After independence, almost 90 percent of machine and machine tools were being imported. By Nehru-Mahalanobis strategy the import was reduced to 43 percent in 1960 that later became only 9 percent in 1974. Similarly, a robust but democratic land reforms initiative along with the Community Development Programme transformed the agriculture horizon. All these efforts on the part of the Nehru government had a pro-people orientation. It was socialism in action, argues Mukherjee; a socialism that was premised upon popular will and consensus. Nehru opposed the coercive approach of Stalin-Marxism.
The book ends with a short chapter of only four pages on ‘scientific temper’—the term that Mukherjee attributes to be coined by Nehru. Scientific inquiry or scientific temper was very dear to Jawaharlal Nehru. This chapter could have been more elaborated by Prof. Mukherjee as he posits that Nehru was a republican and a democrat, and was a man of action only due to his deeper interest in science. His abhorrence towards capitalism and love for socialism was all science-based.
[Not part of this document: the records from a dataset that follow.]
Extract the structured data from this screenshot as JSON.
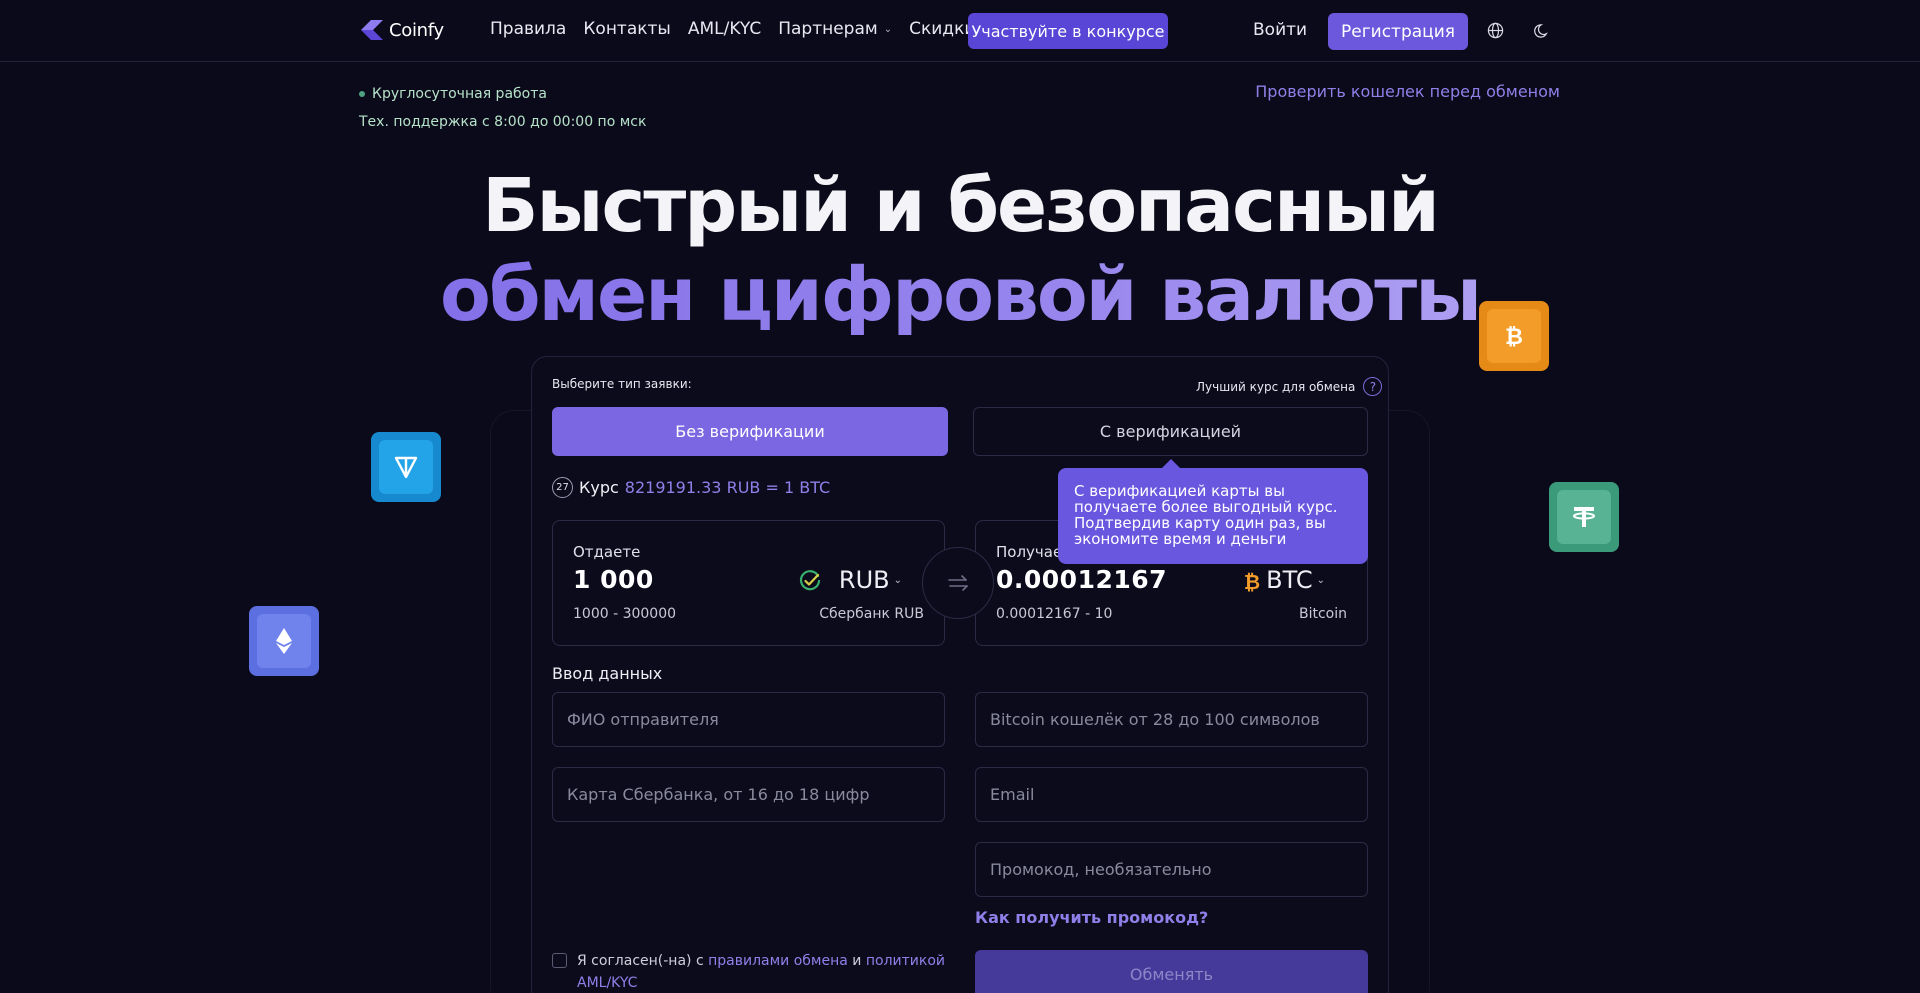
{
  "brand": {
    "name": "Coinfy"
  },
  "nav": {
    "items": [
      "Правила",
      "Контакты",
      "AML/KYC",
      "Партнерам",
      "Скидки"
    ],
    "contest": "Участвуйте в конкурсе",
    "login": "Войти",
    "register": "Регистрация"
  },
  "info": {
    "status": "Круглосуточная работа",
    "support": "Тех. поддержка с 8:00 до 00:00 по мск",
    "check_wallet": "Проверить кошелек перед обменом"
  },
  "hero": {
    "line1": "Быстрый и безопасный",
    "line2": "обмен цифровой валюты"
  },
  "form": {
    "type_label": "Выберите тип заявки:",
    "best_rate": "Лучший курс для обмена",
    "help": "?",
    "tab_no_verif": "Без верификации",
    "tab_verif": "С верификацией",
    "timer": "27",
    "rate_word": "Курс",
    "rate_value": "8219191.33 RUB = 1 BTC",
    "tooltip": "С верификацией карты вы получаете более выгодный курс. Подтвердив карту один раз, вы экономите время и деньги",
    "give": {
      "label": "Отдаете",
      "amount": "1 000",
      "range": "1000 - 300000",
      "currency": "RUB",
      "bank": "Сбербанк RUB"
    },
    "get": {
      "label": "Получаете",
      "amount": "0.00012167",
      "range": "0.00012167 - 10",
      "currency": "BTC",
      "bank": "Bitcoin"
    },
    "data_heading": "Ввод данных",
    "placeholders": {
      "fio": "ФИО отправителя",
      "wallet": "Bitcoin кошелёк от 28 до 100 символов",
      "card": "Карта Сбербанка, от 16 до 18 цифр",
      "email": "Email",
      "promo": "Промокод, необязательно"
    },
    "promo_link": "Как получить промокод?",
    "agree": {
      "prefix": "Я согласен(-на) с",
      "rules_link": "правилами обмена",
      "and": "и",
      "policy_link": "политикой AML/KYC"
    },
    "submit": "Обменять"
  },
  "colors": {
    "background": "#0b0a1a",
    "accent": "#6c58dd",
    "accent_text": "#8e80e8",
    "status_text": "#b6e2c9"
  },
  "icons": [
    "logo-icon",
    "chevron-down-icon",
    "globe-icon",
    "moon-icon",
    "bitcoin-icon",
    "ton-icon",
    "tether-icon",
    "ethereum-icon",
    "swap-icon",
    "check-circle-icon",
    "help-icon",
    "timer-icon"
  ]
}
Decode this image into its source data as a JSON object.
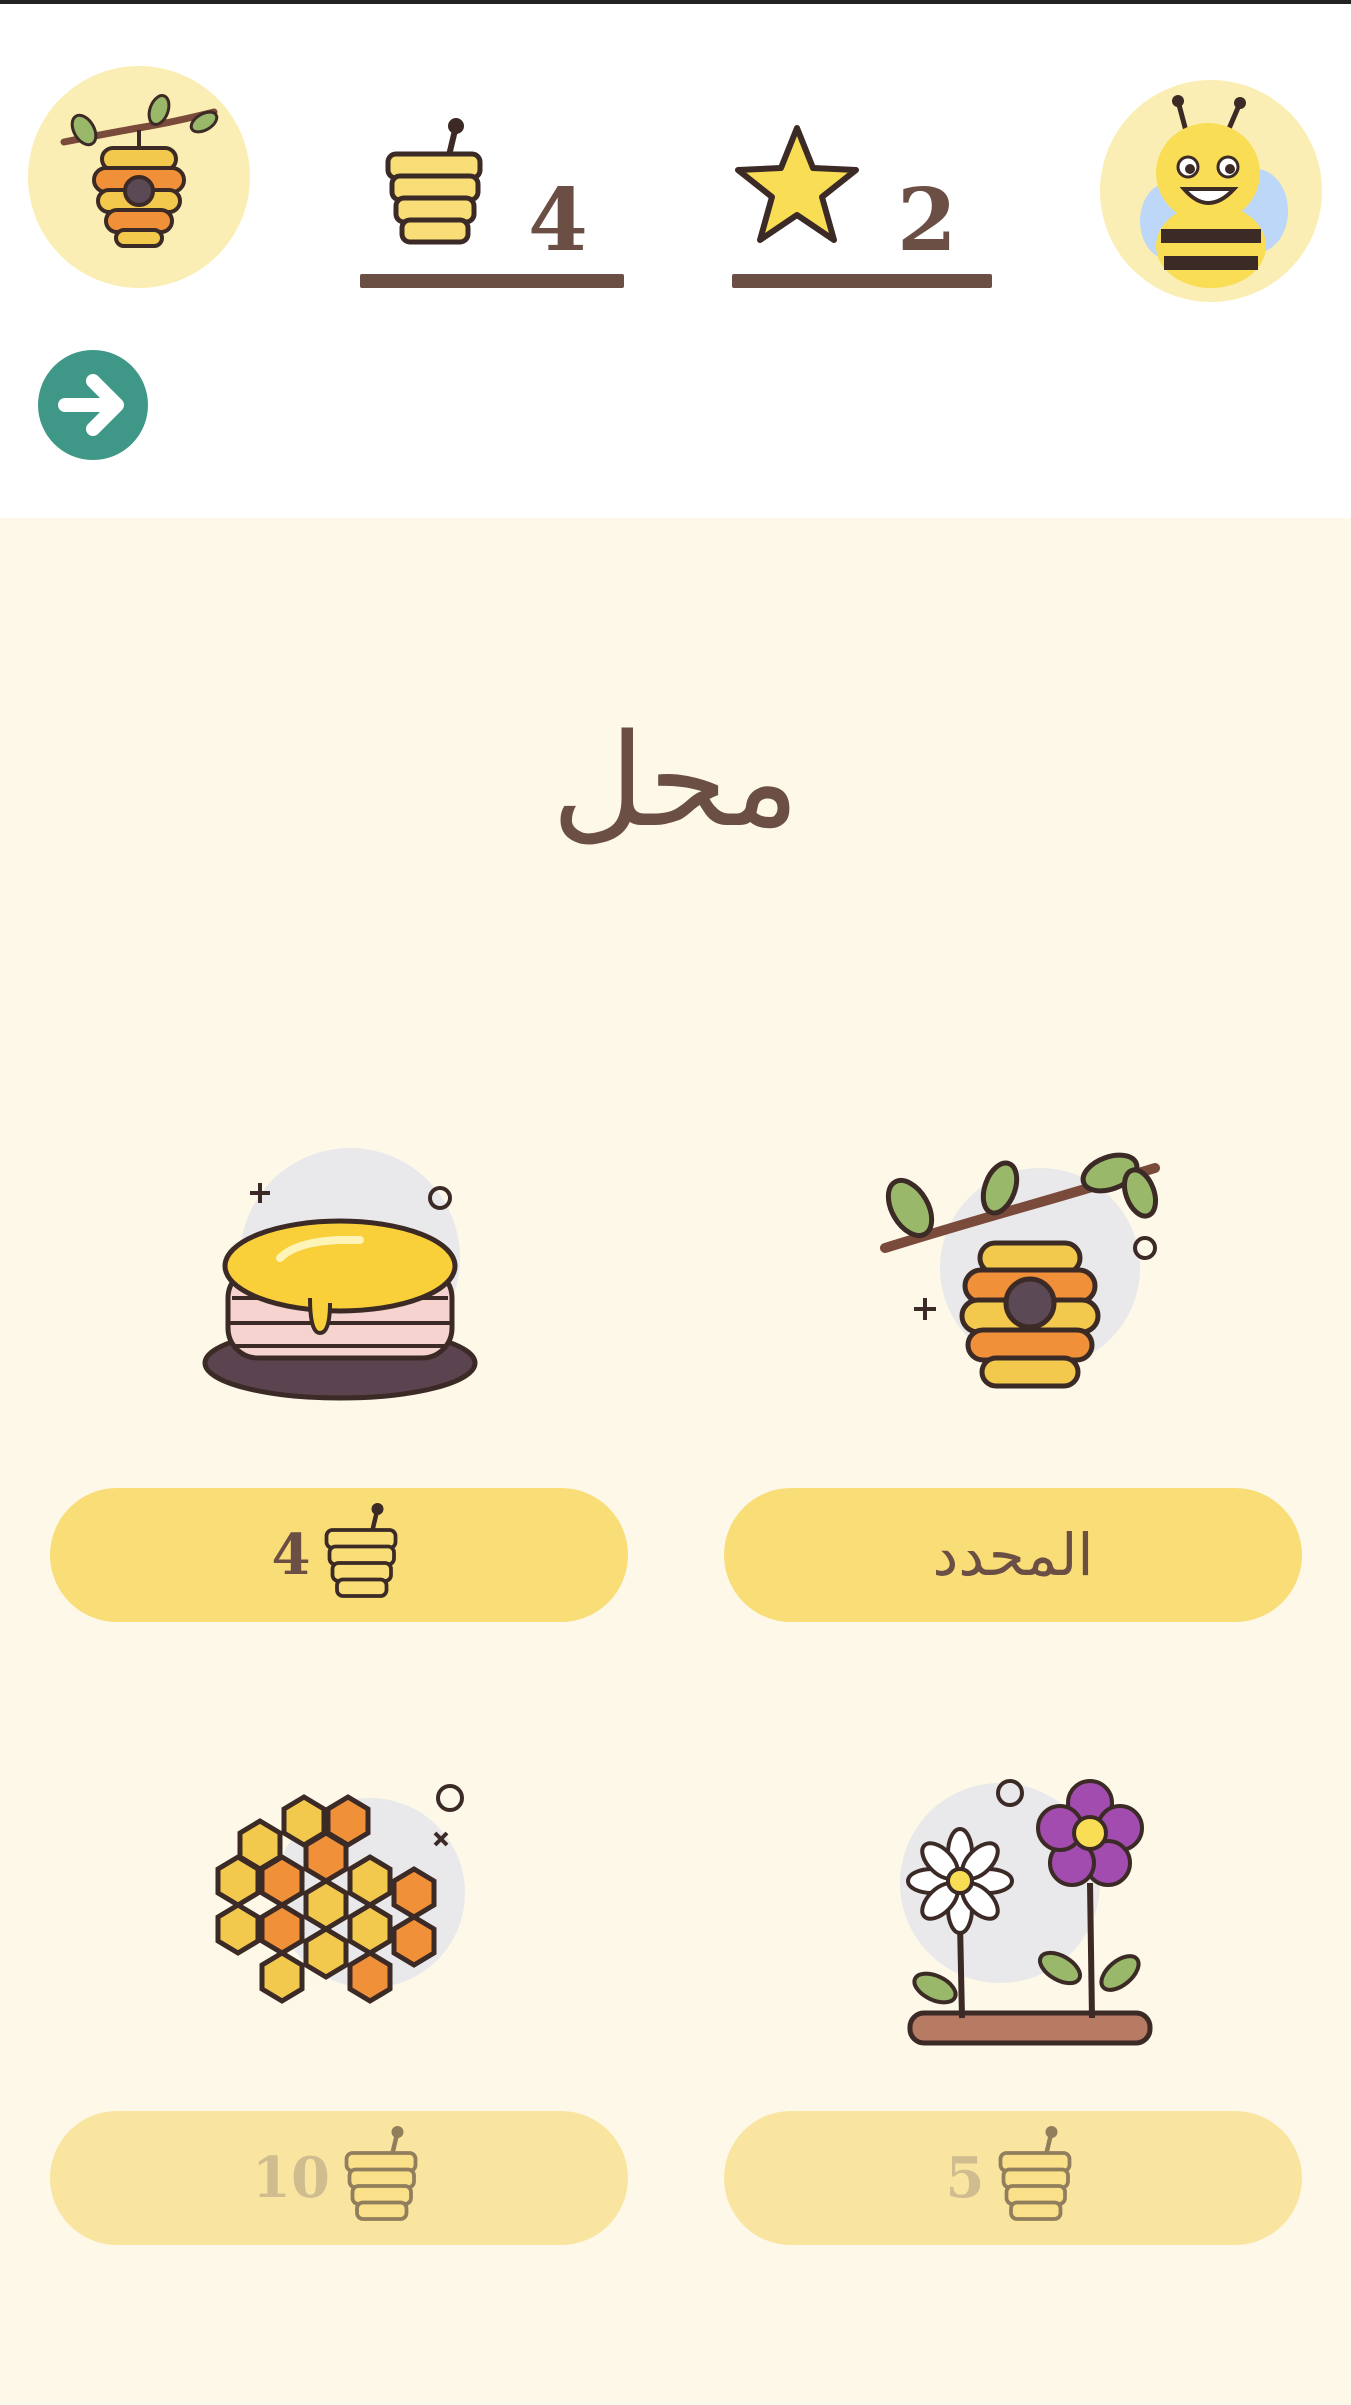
{
  "header": {
    "honey_count": "4",
    "star_count": "2"
  },
  "shop": {
    "title": "محل",
    "items": [
      {
        "name": "pancakes",
        "price": "4",
        "state": "buy"
      },
      {
        "name": "hive",
        "label": "المحدد",
        "state": "selected"
      },
      {
        "name": "honeycomb",
        "price": "10",
        "state": "locked"
      },
      {
        "name": "flowers",
        "price": "5",
        "state": "locked"
      }
    ]
  },
  "colors": {
    "accent_yellow": "#f9dd77",
    "text_brown": "#6b4f45",
    "back_button_teal": "#3f9887",
    "shop_background": "#fdf8e8"
  }
}
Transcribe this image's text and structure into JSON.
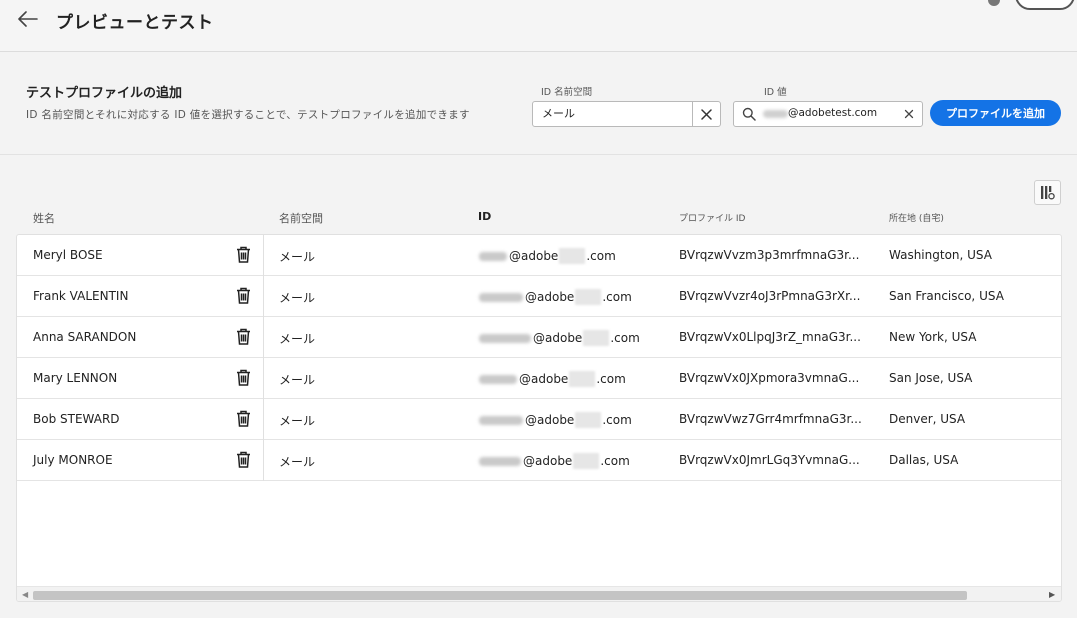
{
  "header": {
    "title": "プレビューとテスト"
  },
  "add_profile": {
    "title": "テストプロファイルの追加",
    "description": "ID 名前空間とそれに対応する ID 値を選択することで、テストプロファイルを追加できます",
    "namespace_label": "ID 名前空間",
    "namespace_value": "メール",
    "id_label": "ID 値",
    "id_value": "@adobetest.com",
    "add_button": "プロファイルを追加"
  },
  "table": {
    "columns": {
      "name": "姓名",
      "namespace": "名前空間",
      "id": "ID",
      "profile_id": "プロファイル ID",
      "location": "所在地 (自宅)"
    },
    "rows": [
      {
        "name": "Meryl BOSE",
        "namespace": "メール",
        "id_user": "bose",
        "id_domain": "@adobe",
        "id_tld": ".com",
        "profile_id": "BVrqzwVvzm3p3mrfmnaG3r...",
        "location": "Washington, USA"
      },
      {
        "name": "Frank VALENTIN",
        "namespace": "メール",
        "id_user": "valentin",
        "id_domain": "@adobe",
        "id_tld": ".com",
        "profile_id": "BVrqzwVvzr4oJ3rPmnaG3rXr...",
        "location": "San Francisco, USA"
      },
      {
        "name": "Anna SARANDON",
        "namespace": "メール",
        "id_user": "sarandon",
        "id_domain": "@adobe",
        "id_tld": ".com",
        "profile_id": "BVrqzwVx0LlpqJ3rZ_mnaG3r...",
        "location": "New York, USA"
      },
      {
        "name": "Mary LENNON",
        "namespace": "メール",
        "id_user": "lennon",
        "id_domain": "@adobe",
        "id_tld": ".com",
        "profile_id": "BVrqzwVx0JXpmora3vmnaG...",
        "location": "San Jose, USA"
      },
      {
        "name": "Bob STEWARD",
        "namespace": "メール",
        "id_user": "steward",
        "id_domain": "@adobe",
        "id_tld": ".com",
        "profile_id": "BVrqzwVwz7Grr4mrfmnaG3r...",
        "location": "Denver, USA"
      },
      {
        "name": "July MONROE",
        "namespace": "メール",
        "id_user": "monroe",
        "id_domain": "@adobe",
        "id_tld": ".com",
        "profile_id": "BVrqzwVx0JmrLGq3YvmnaG...",
        "location": "Dallas, USA"
      }
    ]
  },
  "icons": {
    "back": "arrow-left-icon",
    "clear": "close-icon",
    "search": "search-icon",
    "delete": "trash-icon",
    "settings": "column-settings-icon"
  },
  "colors": {
    "accent": "#1473e6"
  }
}
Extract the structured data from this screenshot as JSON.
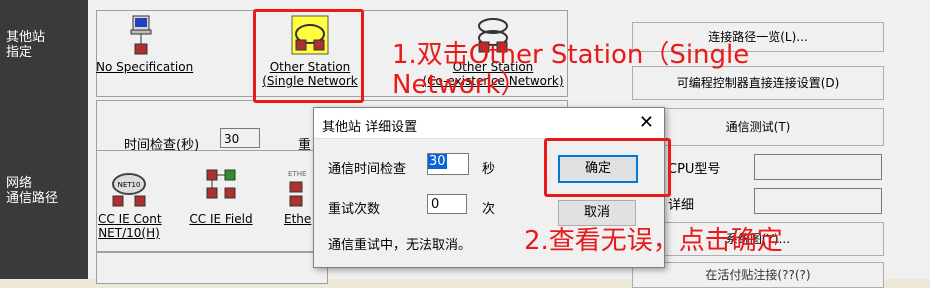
{
  "left_labels": {
    "other_station": "其他站\n指定",
    "network_route": "网络\n通信路径"
  },
  "top_icons": [
    {
      "label": "No Specification"
    },
    {
      "label": "Other Station\n(Single Network"
    },
    {
      "label": "Other Station\n(Co-existence Network)"
    }
  ],
  "net_icons": [
    {
      "label": "CC IE Cont\nNET/10(H)"
    },
    {
      "label": "CC IE Field"
    },
    {
      "label": "Ethe"
    }
  ],
  "right_buttons": {
    "connection_list": "连接路径一览(L)...",
    "plc_direct": "可编程控制器直接连接设置(D)",
    "comm_test": "通信测试(T)",
    "system_view": "系统图(Y)...",
    "bottom_partial": "在活付贴注接(??(?)"
  },
  "right_fields": {
    "cpu_type": "CPU型号",
    "detail": "详细"
  },
  "background_form": {
    "time_check_label": "时间检查(秒)",
    "time_check_value": "30",
    "retry_partial": "重"
  },
  "dialog": {
    "title": "其他站 详细设置",
    "close": "✕",
    "time_check_label": "通信时间检查",
    "time_check_value": "30",
    "time_unit": "秒",
    "retry_label": "重试次数",
    "retry_value": "0",
    "retry_unit": "次",
    "note": "通信重试中，无法取消。",
    "ok": "确定",
    "cancel": "取消"
  },
  "annotations": {
    "step1": "1.双击Other Station（Single\nNetwork）",
    "step2": "2.查看无误，点击确定"
  },
  "colors": {
    "annotation": "#e81a1a",
    "sidebar": "#3a3a3a",
    "selection": "#0a64d8"
  }
}
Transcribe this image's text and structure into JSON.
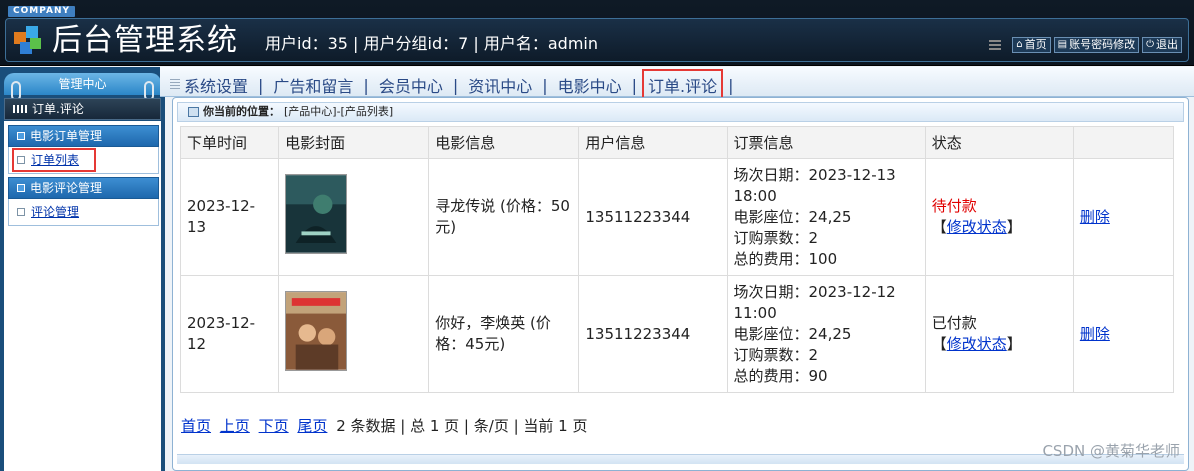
{
  "header": {
    "company": "COMPANY",
    "title": "后台管理系统",
    "user_info": "用户id：35 | 用户分组id：7 | 用户名：admin",
    "links": [
      {
        "label": "首页",
        "icon": "home-icon"
      },
      {
        "label": "账号密码修改",
        "icon": "form-icon"
      },
      {
        "label": "退出",
        "icon": "power-icon"
      }
    ]
  },
  "sidebar": {
    "title": "管理中心",
    "section": "订单.评论",
    "groups": [
      {
        "title": "电影订单管理",
        "items": [
          "订单列表"
        ]
      },
      {
        "title": "电影评论管理",
        "items": [
          "评论管理"
        ]
      }
    ]
  },
  "topnav": {
    "items": [
      "系统设置",
      "广告和留言",
      "会员中心",
      "资讯中心",
      "电影中心",
      "订单.评论"
    ]
  },
  "breadcrumb": {
    "label": "你当前的位置：",
    "path": "[产品中心]-[产品列表]"
  },
  "table": {
    "headers": [
      "下单时间",
      "电影封面",
      "电影信息",
      "用户信息",
      "订票信息",
      "状态",
      ""
    ],
    "rows": [
      {
        "order_time": "2023-12-13",
        "movie_info": "寻龙传说 (价格：50元)",
        "user_info": "13511223344",
        "ticket": {
          "date": "场次日期：2023-12-13 18:00",
          "seat": "电影座位：24,25",
          "count": "订购票数：2",
          "total": "总的费用：100"
        },
        "status": "待付款",
        "status_color": "#e00000",
        "modify_label": "修改状态",
        "delete_label": "删除"
      },
      {
        "order_time": "2023-12-12",
        "movie_info": "你好，李焕英 (价格：45元)",
        "user_info": "13511223344",
        "ticket": {
          "date": "场次日期：2023-12-12 11:00",
          "seat": "电影座位：24,25",
          "count": "订购票数：2",
          "total": "总的费用：90"
        },
        "status": "已付款",
        "status_color": "#222222",
        "modify_label": "修改状态",
        "delete_label": "删除"
      }
    ]
  },
  "pager": {
    "first": "首页",
    "prev": "上页",
    "next": "下页",
    "last": "尾页",
    "summary": "2 条数据 | 总 1 页 | 条/页 | 当前 1 页"
  },
  "watermark": "CSDN @黄菊华老师",
  "colors": {
    "header_bg": "#0f1a26",
    "sidebar_bg": "#1a4e7b",
    "link": "#0033cc",
    "highlight": "#e53935"
  }
}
He analysed history, religion and culture on the touchstone of science.
To Nehru, history could not be viewed in seclusion; it was a global affair as events in one part of the world affected the other.
Mukherjee critically comments in good faith on Manash Firaq Bhattacharjee’s recent work Nehru and the Spirit of India (2022) but much was anticipated from him on observations made by Tripurdaman Singh in his Sixteen Stormy Days (2020) on questions of press freedom and first amendment to the Constitution. But, let me admit it wholeheartedly - addressing these questions would have again turned this book into an academic pursuit that otherwise in its current form is very intelligible to a common man or a college goer. The book needs to be translated into many languages and deserves a wider read.
Naved Ashrafi teaches Public Administration at the Maulana Azad National Urdu University, Hyderabad.